Note that in a typical supply chain, failure to deliver the components means giving up the business. The DMCB has watched employers literally fire health care entities and ‘insert’ new ones, much like swapping a turbine made by GE for one made by Pratt and Whitney. These employers are more than willing to ‘swap out’ hospitals, physician groups, disease management vendors and wellness entities based on price and outcomes. While the fired vendors have protested that this disrupts patient care, the vendors taking their place claim to have processes in place that will minimize the disruptions. In looking at the processes, they have a reasonable point.

The DMCB isn’t sure all this is necessarily bad. Integrated delivery systems’ transfer pricing and loyalty to their own systems don’t consistently translate into the best value for the health care consumer. Maybe an alternate approach is 'coordinated delivery systems' typified by the Boeings of this world. A quick Googling didn’t define ‘CDS’ in this new context: the DMCB would say these are organizations that hold the health insurance risk, have fiduciary responsibility for their enrollees, have separate access to all the components normally owned by an integrated delivery system and can force a market dynamic, mutual interlocking and substitution of the components in their health care purchasing decisions.

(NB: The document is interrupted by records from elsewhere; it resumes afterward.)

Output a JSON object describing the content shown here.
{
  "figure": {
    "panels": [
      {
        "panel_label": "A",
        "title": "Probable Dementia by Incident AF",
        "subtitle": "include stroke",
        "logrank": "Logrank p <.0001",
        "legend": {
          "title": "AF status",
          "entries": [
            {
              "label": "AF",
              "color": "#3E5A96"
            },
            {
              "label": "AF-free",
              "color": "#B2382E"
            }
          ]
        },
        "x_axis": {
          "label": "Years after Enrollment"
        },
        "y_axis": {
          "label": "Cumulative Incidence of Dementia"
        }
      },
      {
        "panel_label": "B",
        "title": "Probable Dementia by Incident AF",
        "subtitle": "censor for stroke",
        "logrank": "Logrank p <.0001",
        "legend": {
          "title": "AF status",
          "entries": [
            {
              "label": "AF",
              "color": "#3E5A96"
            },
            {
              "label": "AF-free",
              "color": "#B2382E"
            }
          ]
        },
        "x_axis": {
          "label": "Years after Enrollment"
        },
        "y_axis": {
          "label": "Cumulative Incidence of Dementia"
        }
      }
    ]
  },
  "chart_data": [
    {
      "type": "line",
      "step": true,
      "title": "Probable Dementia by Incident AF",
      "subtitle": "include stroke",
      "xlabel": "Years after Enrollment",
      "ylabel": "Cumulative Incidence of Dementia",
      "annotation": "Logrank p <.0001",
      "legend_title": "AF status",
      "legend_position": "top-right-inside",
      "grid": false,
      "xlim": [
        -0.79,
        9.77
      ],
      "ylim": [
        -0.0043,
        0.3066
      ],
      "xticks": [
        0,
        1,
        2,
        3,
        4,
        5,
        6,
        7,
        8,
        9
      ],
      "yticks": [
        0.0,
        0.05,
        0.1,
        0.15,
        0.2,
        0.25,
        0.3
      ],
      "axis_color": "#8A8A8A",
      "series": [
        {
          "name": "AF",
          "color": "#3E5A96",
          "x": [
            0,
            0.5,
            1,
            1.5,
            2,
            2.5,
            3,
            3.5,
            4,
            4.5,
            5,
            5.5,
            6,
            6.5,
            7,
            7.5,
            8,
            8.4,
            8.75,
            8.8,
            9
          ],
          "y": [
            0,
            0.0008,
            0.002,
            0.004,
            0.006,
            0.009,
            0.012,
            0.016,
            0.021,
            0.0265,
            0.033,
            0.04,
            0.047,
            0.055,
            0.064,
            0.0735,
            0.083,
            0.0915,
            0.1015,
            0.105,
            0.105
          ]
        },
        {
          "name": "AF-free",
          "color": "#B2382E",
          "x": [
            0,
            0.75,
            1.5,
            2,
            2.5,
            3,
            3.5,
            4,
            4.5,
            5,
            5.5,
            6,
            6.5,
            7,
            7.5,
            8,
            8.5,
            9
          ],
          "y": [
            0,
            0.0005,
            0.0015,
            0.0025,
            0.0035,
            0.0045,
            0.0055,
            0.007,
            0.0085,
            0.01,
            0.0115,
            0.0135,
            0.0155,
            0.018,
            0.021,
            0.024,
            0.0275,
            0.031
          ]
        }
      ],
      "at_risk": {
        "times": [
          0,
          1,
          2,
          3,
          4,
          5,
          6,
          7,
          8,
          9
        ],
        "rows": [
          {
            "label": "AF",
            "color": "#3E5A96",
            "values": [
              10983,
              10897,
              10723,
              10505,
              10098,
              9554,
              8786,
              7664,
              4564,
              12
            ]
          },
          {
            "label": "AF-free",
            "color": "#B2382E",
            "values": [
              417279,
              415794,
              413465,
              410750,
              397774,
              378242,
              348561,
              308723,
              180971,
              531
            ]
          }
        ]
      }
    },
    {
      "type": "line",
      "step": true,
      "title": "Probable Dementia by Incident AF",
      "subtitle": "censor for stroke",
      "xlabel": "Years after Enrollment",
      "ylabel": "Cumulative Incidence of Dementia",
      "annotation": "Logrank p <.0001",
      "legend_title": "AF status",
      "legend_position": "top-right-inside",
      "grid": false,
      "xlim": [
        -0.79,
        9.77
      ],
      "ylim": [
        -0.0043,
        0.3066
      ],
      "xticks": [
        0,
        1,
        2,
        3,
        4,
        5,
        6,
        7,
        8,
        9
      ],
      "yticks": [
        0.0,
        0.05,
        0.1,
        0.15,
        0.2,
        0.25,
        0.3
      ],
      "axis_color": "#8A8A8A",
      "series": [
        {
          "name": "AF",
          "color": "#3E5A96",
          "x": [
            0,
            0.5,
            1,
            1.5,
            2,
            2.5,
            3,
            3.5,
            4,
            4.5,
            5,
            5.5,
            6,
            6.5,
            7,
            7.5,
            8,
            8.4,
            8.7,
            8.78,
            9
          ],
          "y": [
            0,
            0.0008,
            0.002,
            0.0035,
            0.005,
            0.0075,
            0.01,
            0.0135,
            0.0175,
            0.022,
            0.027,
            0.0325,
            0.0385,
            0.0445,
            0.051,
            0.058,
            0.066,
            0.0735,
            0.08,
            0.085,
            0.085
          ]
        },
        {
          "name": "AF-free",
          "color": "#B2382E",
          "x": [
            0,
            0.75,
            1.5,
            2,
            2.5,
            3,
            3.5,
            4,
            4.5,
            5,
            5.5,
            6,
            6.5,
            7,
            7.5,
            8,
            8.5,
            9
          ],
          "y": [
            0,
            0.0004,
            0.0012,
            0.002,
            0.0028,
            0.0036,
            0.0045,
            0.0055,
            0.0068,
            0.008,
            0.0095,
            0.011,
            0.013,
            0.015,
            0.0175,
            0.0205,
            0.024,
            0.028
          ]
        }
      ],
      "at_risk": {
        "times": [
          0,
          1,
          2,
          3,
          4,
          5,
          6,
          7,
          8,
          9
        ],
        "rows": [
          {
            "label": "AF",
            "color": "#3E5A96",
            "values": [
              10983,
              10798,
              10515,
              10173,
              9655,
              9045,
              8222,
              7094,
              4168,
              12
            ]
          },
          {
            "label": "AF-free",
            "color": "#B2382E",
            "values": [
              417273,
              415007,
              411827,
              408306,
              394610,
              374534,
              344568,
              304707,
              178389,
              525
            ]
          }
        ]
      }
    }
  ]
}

If Boeing is not alone in this new trend, the Disease Management Care Blog suspects CDS' (or what ever they are best called) will be a force to be reckoned with.

1 comment:

Anne said...

Outsourcing pieces of processes in the social services world (healthcare services delivery isn't the same as turning out widgets in an industrial process, as patients find when they are treated as widgets by the healthcare system) does not work as a business policy (more expensive) and as a social policy (lack of accountability, inability to enforce quality and safety). 1) Contracting out of direct personal services diffuses accountability, as clients of public programs have found out--negotiating the maze of who is responsibile for the level and quality of service becomes unmanageable for the user and a bureaucratic nightmare for the provider. Who is ultimately accountable--the provider or the contractor? 2) This model also changes the role of the service provider from one of direct service to an administrative and oversight role--roles that require different skill sets and responsibilities and that direct providers are not trained for and for the most part don't want to fulfill. The provider's role is made more complex in a different way: coordination, oversight of, and accountability for multiple different pieces and suppliers. 3) Finally, we have seen the fallout from this model in the industrial world in the dangerous and deadly--and hard to regulate--products like pet food, children's toys, etc. that come from China (just one example). This is part of the problem that arises from the process change and role change in the previous point and highlights how the piecemeal approach and inability to find a locus of accountability in these types of "new" diffuse processes would have even more serious ramifications in delivering healthcare services that are so necessary for the rest of our lives to work, let alone in improving healthcare quality and patient safety.